Rastranews.id, Makassar – Suara perlawanan atas pembungkaman pers dan kekhawatiran akan krisis demokrasi bergema kencang dari Gedung E Benteng Ujung Pandang, Makassar.

Festival Media (Fesmed) 2025 yang digelar Aliansi Jurnalis Independen (AJI) Indonesia resmi dibuka, Jumat (12/9) malam, menghimpun ratusan jurnalis, akademisi, aktivis, dan perwakilan komunitas sipil dari berbagai penjuru tanah air.

Dalam pidato pembukaannya, Ketua AJI Indonesia, Nany Afrida, menegaskan bahwa pilihan Kota Makassar sebagai tuan rumah adalah sebuah keputusan yang penuh pertimbangan.

Ia menyampaikan apresiasi mendalam atas sambutan hangat dari masyarakat dan rekan jurnalis lokal.

“Festival media ini adalah ajang untuk seluruh jurnalis Indonesia. Temanya kali ini cukup serius, karena demokrasi kita sedang sakit. Ini bukan acara seremonial, tapi momentum untuk melawan penyakit berbahaya dalam demokrasi: pembungkaman pers,” tegas Nany.

Nany mengingatkan bahwa kebebasan pers adalah napas demokrasi. Tanpa jurnalis yang dapat bekerja secara merdeka, publik hanya akan disuguhi kebohongan yang dipoles seolah kebenaran.
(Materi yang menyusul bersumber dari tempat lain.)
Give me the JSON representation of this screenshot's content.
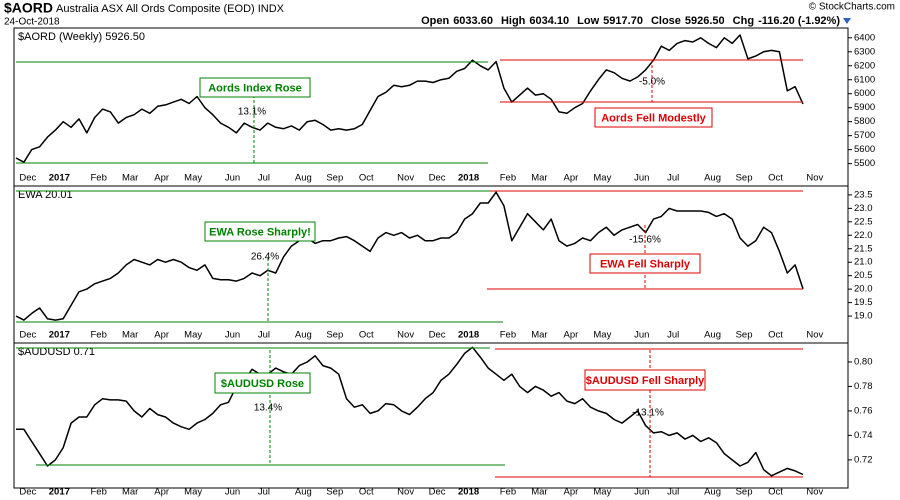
{
  "header": {
    "symbol": "$AORD",
    "description": "Australia ASX All Ords Composite (EOD) INDX",
    "date": "24-Oct-2018",
    "copyright": "© StockCharts.com",
    "quote": [
      {
        "label": "Open",
        "value": "6033.60"
      },
      {
        "label": "High",
        "value": "6034.10"
      },
      {
        "label": "Low",
        "value": "5917.70"
      },
      {
        "label": "Close",
        "value": "5926.50"
      },
      {
        "label": "Chg",
        "value": "-116.20 (-1.92%)"
      }
    ]
  },
  "chart_data": [
    {
      "type": "line",
      "title": "$AORD (Weekly) 5926.50",
      "color": "#000000",
      "categories": [
        null,
        "Dec",
        null,
        null,
        null,
        "2017",
        null,
        null,
        null,
        null,
        "Feb",
        null,
        null,
        null,
        "Mar",
        null,
        null,
        null,
        "Apr",
        null,
        null,
        null,
        "May",
        null,
        null,
        null,
        null,
        "Jun",
        null,
        null,
        null,
        "Jul",
        null,
        null,
        null,
        null,
        "Aug",
        null,
        null,
        null,
        "Sep",
        null,
        null,
        null,
        "Oct",
        null,
        null,
        null,
        null,
        "Nov",
        null,
        null,
        null,
        "Dec",
        null,
        null,
        null,
        "2018",
        null,
        null,
        null,
        null,
        "Feb",
        null,
        null,
        null,
        "Mar",
        null,
        null,
        null,
        "Apr",
        null,
        null,
        null,
        "May",
        null,
        null,
        null,
        null,
        "Jun",
        null,
        null,
        null,
        "Jul",
        null,
        null,
        null,
        null,
        "Aug",
        null,
        null,
        null,
        "Sep",
        null,
        null,
        null,
        "Oct",
        null,
        null,
        null,
        null,
        "Nov"
      ],
      "values": [
        5540,
        5510,
        5600,
        5620,
        5690,
        5740,
        5800,
        5760,
        5820,
        5720,
        5830,
        5890,
        5870,
        5790,
        5830,
        5850,
        5890,
        5860,
        5910,
        5920,
        5940,
        5960,
        5930,
        5980,
        5900,
        5850,
        5790,
        5760,
        5720,
        5790,
        5760,
        5740,
        5790,
        5760,
        5750,
        5770,
        5740,
        5800,
        5810,
        5780,
        5740,
        5750,
        5740,
        5750,
        5780,
        5880,
        5980,
        6010,
        6060,
        6050,
        6060,
        6090,
        6090,
        6080,
        6100,
        6110,
        6160,
        6180,
        6240,
        6200,
        6170,
        6230,
        6040,
        5940,
        5990,
        6040,
        5990,
        6000,
        5960,
        5870,
        5860,
        5900,
        5930,
        6020,
        6100,
        6170,
        6150,
        6110,
        6090,
        6120,
        6170,
        6240,
        6340,
        6310,
        6360,
        6380,
        6370,
        6400,
        6360,
        6330,
        6400,
        6360,
        6420,
        6250,
        6270,
        6300,
        6310,
        6300,
        6020,
        6050,
        5926.5,
        null
      ],
      "ylim": [
        5340,
        6470
      ],
      "yticks": [
        5500,
        5600,
        5700,
        5800,
        5900,
        6000,
        6100,
        6200,
        6300,
        6400
      ],
      "annotations": {
        "rise_label": "Aords Index Rose",
        "rise_pct": "13.1%",
        "fall_label": "Aords Fell Modestly",
        "fall_pct": "-5.0%"
      }
    },
    {
      "type": "line",
      "title": "EWA 20.01",
      "color": "#000000",
      "categories": [
        null,
        "Dec",
        null,
        null,
        null,
        "2017",
        null,
        null,
        null,
        null,
        "Feb",
        null,
        null,
        null,
        "Mar",
        null,
        null,
        null,
        "Apr",
        null,
        null,
        null,
        "May",
        null,
        null,
        null,
        null,
        "Jun",
        null,
        null,
        null,
        "Jul",
        null,
        null,
        null,
        null,
        "Aug",
        null,
        null,
        null,
        "Sep",
        null,
        null,
        null,
        "Oct",
        null,
        null,
        null,
        null,
        "Nov",
        null,
        null,
        null,
        "Dec",
        null,
        null,
        null,
        "2018",
        null,
        null,
        null,
        null,
        "Feb",
        null,
        null,
        null,
        "Mar",
        null,
        null,
        null,
        "Apr",
        null,
        null,
        null,
        "May",
        null,
        null,
        null,
        null,
        "Jun",
        null,
        null,
        null,
        "Jul",
        null,
        null,
        null,
        null,
        "Aug",
        null,
        null,
        null,
        "Sep",
        null,
        null,
        null,
        "Oct",
        null,
        null,
        null,
        null,
        "Nov"
      ],
      "values": [
        19.0,
        18.85,
        19.1,
        19.3,
        18.9,
        18.85,
        18.9,
        19.4,
        19.9,
        20.0,
        20.2,
        20.3,
        20.4,
        20.6,
        20.9,
        21.1,
        21.0,
        20.9,
        21.1,
        21.0,
        21.1,
        21.0,
        20.8,
        20.7,
        20.9,
        20.4,
        20.35,
        20.35,
        20.3,
        20.4,
        20.6,
        20.5,
        20.7,
        20.6,
        21.2,
        21.6,
        21.8,
        21.9,
        21.7,
        21.8,
        21.8,
        21.9,
        21.95,
        21.8,
        21.6,
        21.4,
        21.9,
        22.1,
        22.0,
        22.1,
        21.9,
        22.0,
        21.8,
        21.8,
        21.9,
        21.9,
        22.1,
        22.6,
        22.8,
        23.2,
        23.2,
        23.6,
        23.1,
        21.8,
        22.3,
        22.8,
        22.5,
        22.2,
        22.6,
        21.8,
        21.6,
        21.7,
        21.9,
        21.8,
        22.1,
        22.3,
        22.0,
        22.2,
        22.3,
        22.4,
        22.1,
        22.6,
        22.7,
        23.0,
        22.9,
        22.9,
        22.9,
        22.9,
        22.85,
        22.7,
        22.8,
        22.6,
        21.9,
        21.6,
        21.8,
        22.3,
        22.1,
        21.4,
        20.6,
        20.9,
        20.01,
        null
      ],
      "ylim": [
        18.0,
        23.83
      ],
      "yticks": [
        {
          "value": 19,
          "label": "19.0"
        },
        19.5,
        {
          "value": 20,
          "label": "20.0"
        },
        20.5,
        {
          "value": 21,
          "label": "21.0"
        },
        21.5,
        {
          "value": 22,
          "label": "22.0"
        },
        22.5,
        {
          "value": 23,
          "label": "23.0"
        },
        23.5
      ],
      "annotations": {
        "rise_label": "EWA Rose Sharply!",
        "rise_pct": "26.4%",
        "fall_label": "EWA Fell Sharply",
        "fall_pct": "-15.6%"
      }
    },
    {
      "type": "line",
      "title": "$AUDUSD 0.71",
      "color": "#000000",
      "categories": [
        null,
        "Dec",
        null,
        null,
        null,
        "2017",
        null,
        null,
        null,
        null,
        "Feb",
        null,
        null,
        null,
        "Mar",
        null,
        null,
        null,
        "Apr",
        null,
        null,
        null,
        "May",
        null,
        null,
        null,
        null,
        "Jun",
        null,
        null,
        null,
        "Jul",
        null,
        null,
        null,
        null,
        "Aug",
        null,
        null,
        null,
        "Sep",
        null,
        null,
        null,
        "Oct",
        null,
        null,
        null,
        null,
        "Nov",
        null,
        null,
        null,
        "Dec",
        null,
        null,
        null,
        "2018",
        null,
        null,
        null,
        null,
        "Feb",
        null,
        null,
        null,
        "Mar",
        null,
        null,
        null,
        "Apr",
        null,
        null,
        null,
        "May",
        null,
        null,
        null,
        null,
        "Jun",
        null,
        null,
        null,
        "Jul",
        null,
        null,
        null,
        null,
        "Aug",
        null,
        null,
        null,
        "Sep",
        null,
        null,
        null,
        "Oct",
        null,
        null,
        null,
        null,
        "Nov"
      ],
      "values": [
        0.745,
        0.745,
        0.735,
        0.725,
        0.715,
        0.72,
        0.73,
        0.75,
        0.755,
        0.755,
        0.765,
        0.77,
        0.769,
        0.769,
        0.768,
        0.76,
        0.755,
        0.762,
        0.757,
        0.755,
        0.75,
        0.747,
        0.745,
        0.75,
        0.753,
        0.758,
        0.765,
        0.767,
        0.78,
        0.785,
        0.794,
        0.79,
        0.79,
        0.795,
        0.792,
        0.79,
        0.797,
        0.8,
        0.805,
        0.797,
        0.795,
        0.79,
        0.77,
        0.763,
        0.765,
        0.758,
        0.76,
        0.766,
        0.765,
        0.76,
        0.757,
        0.763,
        0.77,
        0.775,
        0.785,
        0.79,
        0.798,
        0.807,
        0.812,
        0.804,
        0.795,
        0.79,
        0.785,
        0.79,
        0.78,
        0.775,
        0.78,
        0.777,
        0.772,
        0.775,
        0.768,
        0.766,
        0.77,
        0.763,
        0.76,
        0.758,
        0.753,
        0.75,
        0.755,
        0.76,
        0.748,
        0.742,
        0.743,
        0.74,
        0.742,
        0.737,
        0.74,
        0.735,
        0.738,
        0.734,
        0.725,
        0.72,
        0.715,
        0.718,
        0.726,
        0.712,
        0.707,
        0.71,
        0.713,
        0.711,
        0.708,
        null
      ],
      "ylim": [
        0.697,
        0.8155
      ],
      "yticks": [
        0.72,
        0.74,
        0.76,
        0.78,
        {
          "value": 0.8,
          "label": "0.80"
        }
      ],
      "annotations": {
        "rise_label": "$AUDUSD Rose",
        "rise_pct": "13.4%",
        "fall_label": "$AUDUSD Fell Sharply",
        "fall_pct": "-13.1%"
      }
    }
  ]
}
“Jurnalis terus dibungkam. Ada intimidasi, kriminalisasi, kamera dirampas, ponsel disita, bahkan dipukul saat bertugas. Ada pula sensor halus melalui tekanan iklan dan kepentingan politik, serta undang-undang yang menakut-nakuti media. Apakah ini demokrasi, atau jalan kembali ke militer dengan wajah baru?” serunya.

Selain kekerasan, Nany juga menyoroti gelombang pemutusan hubungan kerja (PHK) massal yang melanda industri media.

Ia menyebut sekitar 1.300 jurnalis kehilangan mata pencaharian, bukan sekadar persoalan ekonomi, melainkan juga hilangnya mata dan telinga publik.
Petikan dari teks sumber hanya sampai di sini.